In [temp.arg.explicit]/3, we have this amazing sentence:

A trailing template parameter pack not otherwise deduced will be deduced to an empty sequence of template arguments.

What does this mean? What is a trailing template parameter pack? What does not otherwise deduced mean? These are all good questions that don't really have answers. But this has very interesting consequences. Consider:

template <typename... Ts> void f(std::tuple<Ts...>);
f({}); // ok??

This is... well-formed. We can't deduce Ts... so we deduce it as empty. That leaves us with std::tuple<>, which is a perfectly valid type - and a perfectly valid type that can even be instantiated with {}. So this compiles!
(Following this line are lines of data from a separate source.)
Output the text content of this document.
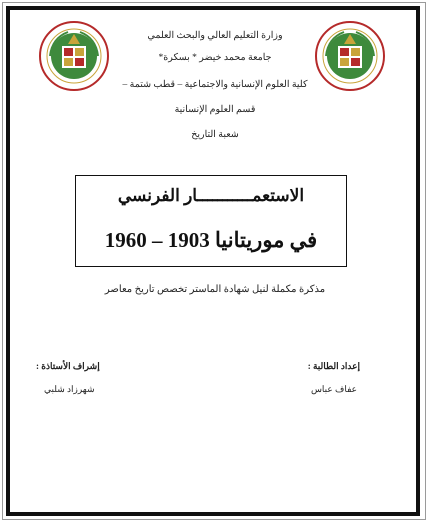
وزارة التعليم العالي والبحث العلمي
جامعة محمد خيضر * بسكرة*
كلية العلوم الإنسانية والاجتماعية – قطب شتمة –
قسم العلوم الإنسانية
شعبة التاريخ
الاستعمـــــــــــار الفرنسي
في موريتانيا 1903 – 1960
مذكرة مكملة لنيل شهادة الماستر تخصص تاريخ معاصر
إعداد الطالبة :
عفاف عباس
إشراف الأستاذة :
شهرزاد شلبي
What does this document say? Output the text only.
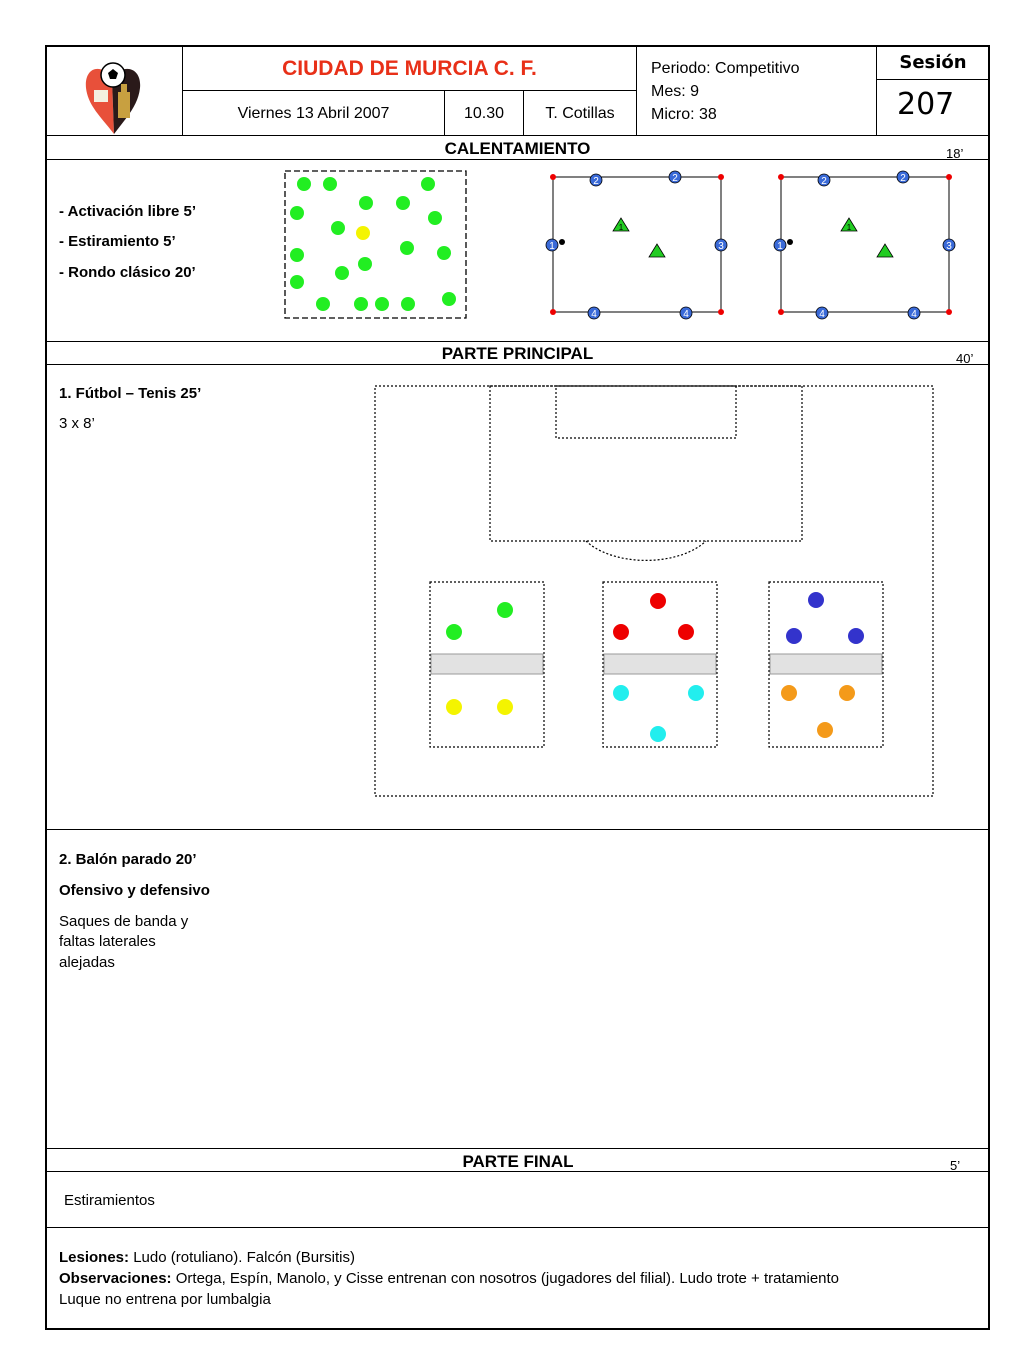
CIUDAD DE MURCIA C. F.
Viernes 13 Abril 2007	10.30	T. Cotillas
Periodo: Competitivo
Mes: 9
Micro: 38
Sesión
207
CALENTAMIENTO	18’
- Activación libre 5’
- Estiramiento 5’
- Rondo clásico 20’
2	2
1	3
4	4
1
2	2
1	3
4	4
1
PARTE PRINCIPAL	40’
1. Fútbol – Tenis 25’
3 x 8’
2. Balón parado 20’
Ofensivo y defensivo
Saques de banda y
faltas laterales
alejadas
PARTE FINAL	5’
Estiramientos
Lesiones: Ludo (rotuliano). Falcón (Bursitis)
Observaciones: Ortega, Espín, Manolo, y Cisse entrenan con nosotros (jugadores del filial). Ludo trote + tratamiento
Luque no entrena por lumbalgia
So what happens when the thing we deduce from the empty parameter pack we conjured up isn't a valid type? Here's an example:

template <class... Ts>
struct Y
{
    static_assert(sizeof...(Ts)>0, "!");
};


template <class... Ts>
std::ostream& operator<<(std::ostream& os, Y<Ts...> const& )
{
    return os << std::endl;
}

The operator<< is a potential candidate, but deduction fails... or so it would seem. Until we conjure up Ts... as empty. But Y<> is an invalid type! We don't even try to find out that we can't construct a Y<> from std::endl - we have already failed.

This is fundamentally the same situation you have with variant, because variant<> is not a valid type.

The easy fix is to simply change your function template from taking a variant<Ts...> to a variant<T, Ts...>. This can no longer deduce to variant<>, which isn't even a possible thing, so we don't have a problem.